Benim, evet, nice bir yüksek çayırda yürüyenim.
Elleriyle yüzünüze bakar, yüreği yaprak gibi açılan,
Kirpikleriyle gülen küçük kızın oğlu sen misin?
Benim, evet, gözyaşını bana sor hele, iyi bilirim.
Sen misin o, cam sürahide su gibi, masada sabırlı?
Sizi yanıltmışlar, denizden uslanmış bir dalga,
Şöyle diyeceklerdi: Bir fırtınada kendi istedi bunu.
Anlam içinde anlama bakmak yetmez, anla,
Bırakılmış bir elma ile sedef bir çakı arasında duranı.
Nedir, senin arzun mudur yoksa öyle sabırlı?
Baş aşağı yürürken çayırda ıslanırdı çıplak ayaklarım,
Yenidir böyle oluyor, anlamıyorum ne, nedir?
Elbet elma dayanır zamana, ama çakı ağzından çürür.

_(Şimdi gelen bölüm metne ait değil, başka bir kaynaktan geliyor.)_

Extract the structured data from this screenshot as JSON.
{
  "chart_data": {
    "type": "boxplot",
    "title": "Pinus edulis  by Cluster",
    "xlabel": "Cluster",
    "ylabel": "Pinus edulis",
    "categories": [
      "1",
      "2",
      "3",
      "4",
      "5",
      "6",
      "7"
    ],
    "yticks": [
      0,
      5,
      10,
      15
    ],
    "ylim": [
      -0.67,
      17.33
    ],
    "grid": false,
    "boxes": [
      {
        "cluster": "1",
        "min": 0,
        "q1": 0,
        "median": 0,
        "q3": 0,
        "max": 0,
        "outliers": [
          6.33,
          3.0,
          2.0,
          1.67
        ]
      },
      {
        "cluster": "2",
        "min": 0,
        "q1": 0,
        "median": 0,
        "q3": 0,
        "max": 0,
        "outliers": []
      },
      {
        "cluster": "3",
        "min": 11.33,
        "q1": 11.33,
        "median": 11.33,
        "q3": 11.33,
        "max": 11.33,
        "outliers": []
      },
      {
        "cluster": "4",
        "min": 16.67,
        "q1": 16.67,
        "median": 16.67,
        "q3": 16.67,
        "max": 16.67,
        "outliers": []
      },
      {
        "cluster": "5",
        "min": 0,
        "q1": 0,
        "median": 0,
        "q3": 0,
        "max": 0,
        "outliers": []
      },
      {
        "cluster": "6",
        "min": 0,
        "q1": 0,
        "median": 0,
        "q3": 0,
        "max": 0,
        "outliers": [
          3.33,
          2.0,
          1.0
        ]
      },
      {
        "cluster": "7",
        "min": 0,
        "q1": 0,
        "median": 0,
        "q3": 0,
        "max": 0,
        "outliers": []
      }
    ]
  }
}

Türlü maniler söyleyen o ince duygulu kız,
Çayır çimen demeden, kilimin içinde dans eder yürür.
İyi bakan göz kendini aynada sonsuzca görür,
Yeniden doğar, demek istedim, çünkü elma doğmuş.
Kendine doğru gelen ve kendinden çekip giden,
Bunun gibi bir şey, ama yerimizden kıpırdar mıyız?
Evet, ayakaltında bizi bağlar kilimin düğümleri.
Sen misin o, bir türlü tamamlanmayan, eksilmeyen?
Bana bunları sorma, baktığım yana bak yeter.
Gözleriyle gül veren o kızın gönlü kederdedir,
Keten gömlekler dikerdi oğluna, Tanrıya, komşusuna.
Kirpikleriyle gülen o kadının ruhu ipektendi,
Geceleri çalışırdı, makine gibi işlerdi derin mana.
Sen sordun ben söyledim: Sarhoşum, kalbimi kırma!